Em Psicologia existe pois a necessidade
de se estudar as modificações e dificuldades de comportamento cognitivo e
ambiental, existindo um crescente interesse para com os aspectos positivos – o
que é mobilizável no sujeito – ou seja, com o que é possível e construtivo
mudar nele.

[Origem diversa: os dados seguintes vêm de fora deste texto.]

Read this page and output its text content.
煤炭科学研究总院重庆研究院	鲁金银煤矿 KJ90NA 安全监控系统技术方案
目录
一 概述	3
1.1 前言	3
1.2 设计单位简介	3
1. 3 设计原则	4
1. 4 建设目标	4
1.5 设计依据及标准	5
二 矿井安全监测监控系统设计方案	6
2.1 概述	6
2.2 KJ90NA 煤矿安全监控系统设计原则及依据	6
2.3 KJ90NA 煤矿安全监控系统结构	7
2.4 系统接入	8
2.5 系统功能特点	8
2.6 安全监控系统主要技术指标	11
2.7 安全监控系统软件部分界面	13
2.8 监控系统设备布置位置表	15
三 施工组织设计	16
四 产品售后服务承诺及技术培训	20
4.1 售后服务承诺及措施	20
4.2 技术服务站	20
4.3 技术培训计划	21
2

Para o efeito impuseram-se melhorias de rigor científico na
utilização de instrumentos de avaliação psicológica e uma maior interação de
modelos teóricos (revisão profunda dos modelos e suas metodologias);
aperfeiçoamento das técnicas de entrevista e de avaliação informal; e a
avaliação ecológica.
Na psicologia moderna e atual, talvez
seja interessante criar-se um desassossego constante e permanente nesta
discussão clínica sobre a dinâmica de avaliação psicológica, de modo a que ela
tenha sempre no seu horizonte a necessidade de um saber científico cada vez mais
humanizado e multifacetado que promova respostas às afecções e conflitos
psicológicos da sociedade do presente.